Pharmacology, Biochemistry and Behavior | 1992
Yuji Wada; Hidehiro Hasegawa; Mitsuhiko Nakamura; Nariyoshi Yamaguchi
This study assessed the behavioral and electrographic effects of (+)-5-methyl-10,11-dihydro-5H-dibenzo-[a,d]cyclohepten-5,10-imine maleate (MK-801) (0.1 and 0.5 mg/kg, IP), a noncompetitive antagonist of the NMDA receptors, in hippocampal (HIP)-kindled cats. MK-801 at a higher dose significantly reduced the afterdischarge duration, but not the behavioral seizure stage, of HIP-kindled seizures.

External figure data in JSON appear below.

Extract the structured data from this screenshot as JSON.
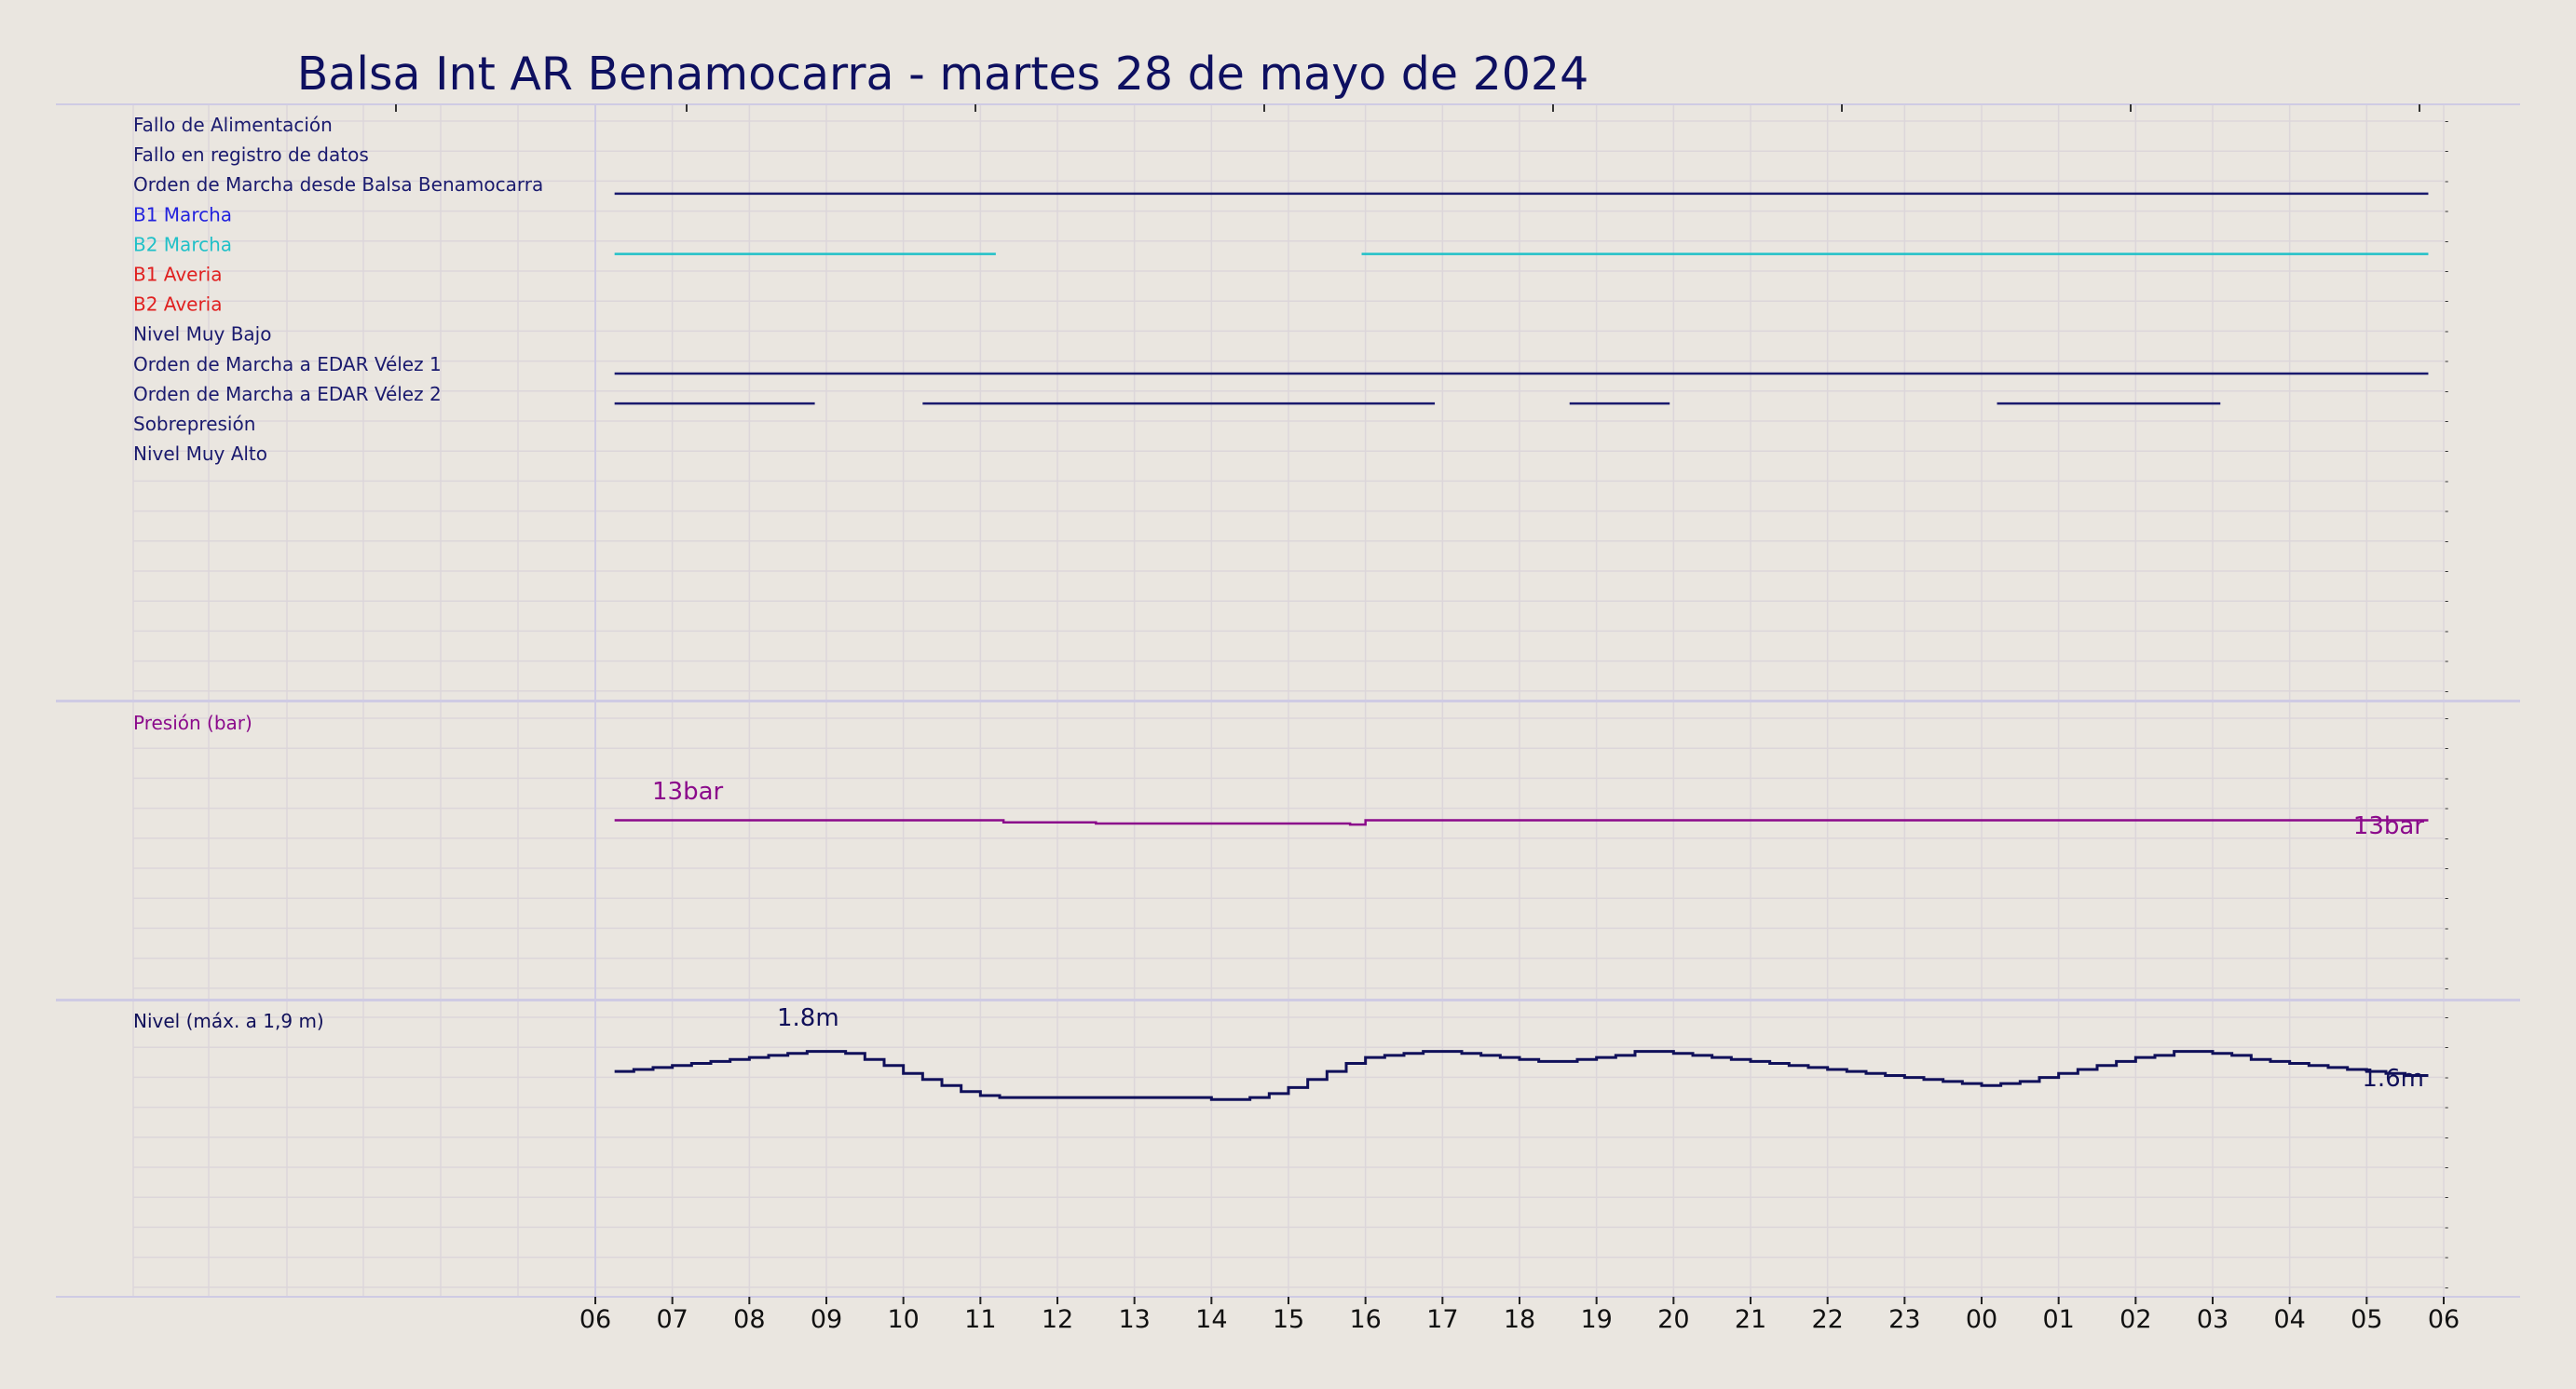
{
  "chart_data": {
    "type": "line",
    "title": "Balsa Int AR Benamocarra   -   martes 28 de mayo de 2024",
    "x_tick_labels": [
      "06",
      "07",
      "08",
      "09",
      "10",
      "11",
      "12",
      "13",
      "14",
      "15",
      "16",
      "17",
      "18",
      "19",
      "20",
      "21",
      "22",
      "23",
      "00",
      "01",
      "02",
      "03",
      "04",
      "05",
      "06"
    ],
    "x_range_hours": [
      0,
      24
    ],
    "signals": {
      "labels": [
        {
          "text": "Fallo de Alimentación",
          "color": "#1A1A6E"
        },
        {
          "text": "Fallo en registro de datos",
          "color": "#1A1A6E"
        },
        {
          "text": "Orden de Marcha desde Balsa Benamocarra",
          "color": "#1A1A6E"
        },
        {
          "text": "B1 Marcha",
          "color": "#2222DD"
        },
        {
          "text": "B2 Marcha",
          "color": "#20C0C8"
        },
        {
          "text": "B1 Averia",
          "color": "#E02020"
        },
        {
          "text": "B2 Averia",
          "color": "#E02020"
        },
        {
          "text": "Nivel Muy Bajo",
          "color": "#1A1A6E"
        },
        {
          "text": "Orden de Marcha a EDAR Vélez 1",
          "color": "#1A1A6E"
        },
        {
          "text": "Orden de Marcha a EDAR Vélez 2",
          "color": "#1A1A6E"
        },
        {
          "text": "Sobrepresión",
          "color": "#1A1A6E"
        },
        {
          "text": "Nivel Muy Alto",
          "color": "#1A1A6E"
        }
      ],
      "active_intervals": [
        {
          "signal_index": 2,
          "color": "#1A1A6E",
          "intervals": [
            [
              0.25,
              23.8
            ]
          ]
        },
        {
          "signal_index": 4,
          "color": "#20C0C8",
          "intervals": [
            [
              0.25,
              5.2
            ],
            [
              9.95,
              23.8
            ]
          ]
        },
        {
          "signal_index": 8,
          "color": "#1A1A6E",
          "intervals": [
            [
              0.25,
              23.8
            ]
          ]
        },
        {
          "signal_index": 9,
          "color": "#1A1A6E",
          "intervals": [
            [
              0.25,
              2.85
            ],
            [
              4.25,
              10.9
            ],
            [
              12.65,
              13.95
            ],
            [
              18.2,
              21.1
            ]
          ]
        }
      ]
    },
    "pressure": {
      "label": "Presión (bar)",
      "color": "#8B0A8B",
      "ylim": [
        0,
        20
      ],
      "max_label": "13bar",
      "last_label": "13bar",
      "series": [
        [
          0.25,
          13.0
        ],
        [
          0.75,
          13.0
        ],
        [
          1.0,
          13.0
        ],
        [
          1.75,
          13.0
        ],
        [
          2.5,
          13.0
        ],
        [
          3.0,
          13.0
        ],
        [
          4.0,
          13.0
        ],
        [
          5.0,
          13.0
        ],
        [
          5.3,
          12.8
        ],
        [
          6.0,
          12.8
        ],
        [
          6.5,
          12.7
        ],
        [
          7.0,
          12.7
        ],
        [
          8.0,
          12.7
        ],
        [
          9.0,
          12.7
        ],
        [
          9.8,
          12.6
        ],
        [
          10.0,
          13.0
        ],
        [
          11.0,
          13.0
        ],
        [
          12.0,
          13.0
        ],
        [
          13.0,
          13.0
        ],
        [
          14.0,
          13.0
        ],
        [
          15.0,
          13.0
        ],
        [
          16.0,
          13.0
        ],
        [
          17.0,
          13.0
        ],
        [
          18.0,
          13.0
        ],
        [
          19.0,
          13.0
        ],
        [
          20.0,
          13.0
        ],
        [
          21.0,
          13.0
        ],
        [
          22.0,
          13.0
        ],
        [
          23.0,
          13.0
        ],
        [
          23.8,
          13.0
        ]
      ]
    },
    "level": {
      "label": "Nivel (máx. a 1,9 m)",
      "color": "#10105A",
      "unit": "m",
      "ylim": [
        0.6,
        1.9
      ],
      "max_label": "1.8m",
      "last_label": "1.6m",
      "series": [
        [
          0.25,
          1.63
        ],
        [
          0.5,
          1.64
        ],
        [
          0.75,
          1.65
        ],
        [
          1.0,
          1.66
        ],
        [
          1.25,
          1.67
        ],
        [
          1.5,
          1.68
        ],
        [
          1.75,
          1.69
        ],
        [
          2.0,
          1.7
        ],
        [
          2.25,
          1.71
        ],
        [
          2.5,
          1.72
        ],
        [
          2.75,
          1.73
        ],
        [
          3.0,
          1.73
        ],
        [
          3.25,
          1.72
        ],
        [
          3.5,
          1.69
        ],
        [
          3.75,
          1.66
        ],
        [
          4.0,
          1.62
        ],
        [
          4.25,
          1.59
        ],
        [
          4.5,
          1.56
        ],
        [
          4.75,
          1.53
        ],
        [
          5.0,
          1.51
        ],
        [
          5.25,
          1.5
        ],
        [
          6.0,
          1.5
        ],
        [
          7.0,
          1.5
        ],
        [
          8.0,
          1.49
        ],
        [
          8.5,
          1.5
        ],
        [
          8.75,
          1.52
        ],
        [
          9.0,
          1.55
        ],
        [
          9.25,
          1.59
        ],
        [
          9.5,
          1.63
        ],
        [
          9.75,
          1.67
        ],
        [
          10.0,
          1.7
        ],
        [
          10.25,
          1.71
        ],
        [
          10.5,
          1.72
        ],
        [
          10.75,
          1.73
        ],
        [
          11.0,
          1.73
        ],
        [
          11.25,
          1.72
        ],
        [
          11.5,
          1.71
        ],
        [
          11.75,
          1.7
        ],
        [
          12.0,
          1.69
        ],
        [
          12.25,
          1.68
        ],
        [
          12.5,
          1.68
        ],
        [
          12.75,
          1.69
        ],
        [
          13.0,
          1.7
        ],
        [
          13.25,
          1.71
        ],
        [
          13.5,
          1.73
        ],
        [
          13.75,
          1.73
        ],
        [
          14.0,
          1.72
        ],
        [
          14.25,
          1.71
        ],
        [
          14.5,
          1.7
        ],
        [
          14.75,
          1.69
        ],
        [
          15.0,
          1.68
        ],
        [
          15.25,
          1.67
        ],
        [
          15.5,
          1.66
        ],
        [
          15.75,
          1.65
        ],
        [
          16.0,
          1.64
        ],
        [
          16.25,
          1.63
        ],
        [
          16.5,
          1.62
        ],
        [
          16.75,
          1.61
        ],
        [
          17.0,
          1.6
        ],
        [
          17.25,
          1.59
        ],
        [
          17.5,
          1.58
        ],
        [
          17.75,
          1.57
        ],
        [
          18.0,
          1.56
        ],
        [
          18.25,
          1.57
        ],
        [
          18.5,
          1.58
        ],
        [
          18.75,
          1.6
        ],
        [
          19.0,
          1.62
        ],
        [
          19.25,
          1.64
        ],
        [
          19.5,
          1.66
        ],
        [
          19.75,
          1.68
        ],
        [
          20.0,
          1.7
        ],
        [
          20.25,
          1.71
        ],
        [
          20.5,
          1.73
        ],
        [
          20.75,
          1.73
        ],
        [
          21.0,
          1.72
        ],
        [
          21.25,
          1.71
        ],
        [
          21.5,
          1.69
        ],
        [
          21.75,
          1.68
        ],
        [
          22.0,
          1.67
        ],
        [
          22.25,
          1.66
        ],
        [
          22.5,
          1.65
        ],
        [
          22.75,
          1.64
        ],
        [
          23.0,
          1.63
        ],
        [
          23.25,
          1.62
        ],
        [
          23.5,
          1.61
        ],
        [
          23.8,
          1.61
        ]
      ]
    }
  }
}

This anticonvulsant effect occurred in association with the appearance of severe behavioral toxicity and paradoxical worsening of background electroencephalogram characterized by profound spike and wave discharges. The present data suggest the dissociative effect of MK-801 on seizure activity and limitations of its clinical utility as an antiepileptic agent.
Neuropsychobiology | 1992
Yuji Wada; Hidehiro Hasegawa; Mitsuhiko Nakamura; Nariyoshi Yamaguchi
This study assessed the effects of MK-801 (0.1 and 0.5 mg/kg), a noncompetitive antagonist of N-methyl-D-aspartate receptors, on focal seizure activity elicited by electrical stimulation to the feline hippocampus. Neither afterdischarge duration nor behavioral seizure stage was significantly suppressed following intraperitoneal administration of MK-801 at two dose. Rather, MK-801 at a higher dose induced hippocampal seizure status in some of the cats tested. The present data suggest convulsant properties of MK-801 and limitations of its clinical utility as an antiepileptic agent.